Yes, we still need to massively invest in All The Things to reach Net Zero and beyond. Wind, geothermal, nuclear (fission and fusion), hydro, every flavor of storage, de-carbonize industry and agriculture, conservation, rewilding, and everything else.

But at this moment in time, today, we need gigawatts of new generation and the grid that can support it. That means solar + battery.

Aside, IIRC, data centers are projected to demand just 5% our electricity supply. So society will be the net beneficiaries (on this axis).

Were Big Tech to fund the generation and grid that we need, maybe society will indulge some of Big Tech's less egregious offenses. https://en.wikipedia.org/wiki/Indulgence

Important Point: the rising costs of transmission, distribution, and fuel costs account for electricity's higher prices. New renewable power generation is now the cheapest option, and getting cheaper.

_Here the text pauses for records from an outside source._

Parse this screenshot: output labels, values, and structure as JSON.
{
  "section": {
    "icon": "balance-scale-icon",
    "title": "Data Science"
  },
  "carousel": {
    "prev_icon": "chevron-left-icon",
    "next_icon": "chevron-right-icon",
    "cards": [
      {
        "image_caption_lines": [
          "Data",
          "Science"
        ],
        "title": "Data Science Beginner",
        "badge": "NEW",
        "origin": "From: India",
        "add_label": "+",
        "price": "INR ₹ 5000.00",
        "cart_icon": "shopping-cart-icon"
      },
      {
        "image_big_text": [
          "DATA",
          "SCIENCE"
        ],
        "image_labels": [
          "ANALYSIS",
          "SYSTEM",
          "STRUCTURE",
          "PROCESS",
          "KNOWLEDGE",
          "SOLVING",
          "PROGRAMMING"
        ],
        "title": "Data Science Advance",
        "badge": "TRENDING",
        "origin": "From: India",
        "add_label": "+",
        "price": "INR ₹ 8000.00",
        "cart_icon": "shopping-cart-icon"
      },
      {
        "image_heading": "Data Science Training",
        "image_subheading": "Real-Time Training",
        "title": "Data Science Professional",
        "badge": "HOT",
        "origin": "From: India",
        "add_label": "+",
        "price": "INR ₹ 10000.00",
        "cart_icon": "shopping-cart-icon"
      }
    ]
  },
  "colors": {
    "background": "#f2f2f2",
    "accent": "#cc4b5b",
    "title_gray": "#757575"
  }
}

The challenge is delivering that cheap electricity to customers.

powerpcmactoday at 3:36 AM

The only people who believes corpo jackoffery these days are either boomers or people investing their remaining money in big line go up

campuscoditoday at 10:27 AM

I've read so many of these pledges before.... tl'dr: no, they won't

SilverElfintoday at 3:12 AM

Do they pledge the costs of noise pollution and damage to water sources? Let’s be honest - these pledges are theater that reflects an agreement between tech oligarchs and the Trump administration. The pay the bribes via donations or whatever, and get back this deceptive theater show.